Editor's Viewpoint: Missionary Maud the epitome of a Christian

Maud today
Maud today

Editor's Viewpoint

The island of Ireland has a proud tradition stretching back centuries of sending Christian missionaries of many denominations to all parts of the world, but few can have been as remarkable as Cookstown woman Maud Kells.

She spent more than five decades in one of the most dangerous countries in Africa, the Democratic Republic of Congo, using her nursing skills to help women in remote areas to deliver their children safely. Before her arrival in 1964 a large proportion of babies died at birth or shortly after.

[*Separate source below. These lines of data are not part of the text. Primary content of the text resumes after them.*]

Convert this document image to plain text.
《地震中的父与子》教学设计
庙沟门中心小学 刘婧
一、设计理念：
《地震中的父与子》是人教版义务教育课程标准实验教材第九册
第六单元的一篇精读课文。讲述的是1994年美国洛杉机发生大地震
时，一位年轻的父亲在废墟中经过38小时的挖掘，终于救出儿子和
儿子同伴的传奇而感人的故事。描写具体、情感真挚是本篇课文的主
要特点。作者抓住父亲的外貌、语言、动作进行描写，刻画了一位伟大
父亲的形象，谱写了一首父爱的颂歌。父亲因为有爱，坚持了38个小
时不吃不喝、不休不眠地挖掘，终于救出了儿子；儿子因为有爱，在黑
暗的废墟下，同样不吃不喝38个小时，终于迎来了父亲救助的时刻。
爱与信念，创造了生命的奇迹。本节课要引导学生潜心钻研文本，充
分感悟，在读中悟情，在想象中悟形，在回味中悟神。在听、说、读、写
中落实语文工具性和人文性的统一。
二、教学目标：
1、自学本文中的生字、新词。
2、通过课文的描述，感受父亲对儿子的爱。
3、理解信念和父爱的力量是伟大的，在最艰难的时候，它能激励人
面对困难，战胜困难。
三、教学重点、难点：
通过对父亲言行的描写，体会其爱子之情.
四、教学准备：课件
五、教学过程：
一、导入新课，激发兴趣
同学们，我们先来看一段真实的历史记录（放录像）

Maud helped to train local women in maternity care and also had a hands-on role in building a hospital and nursery in the jungle village of Mulita.

It was there that she almost lost her life after being lured from her home one night in January 2015 on a hoax maternity call. As she returned she was grabbed by one of two robbers who had got into her compound, and in a struggle was shot once.

Miraculously the bullet passed through her, missing her lung, a major artery and her spine, although she did suffer a fractured rib.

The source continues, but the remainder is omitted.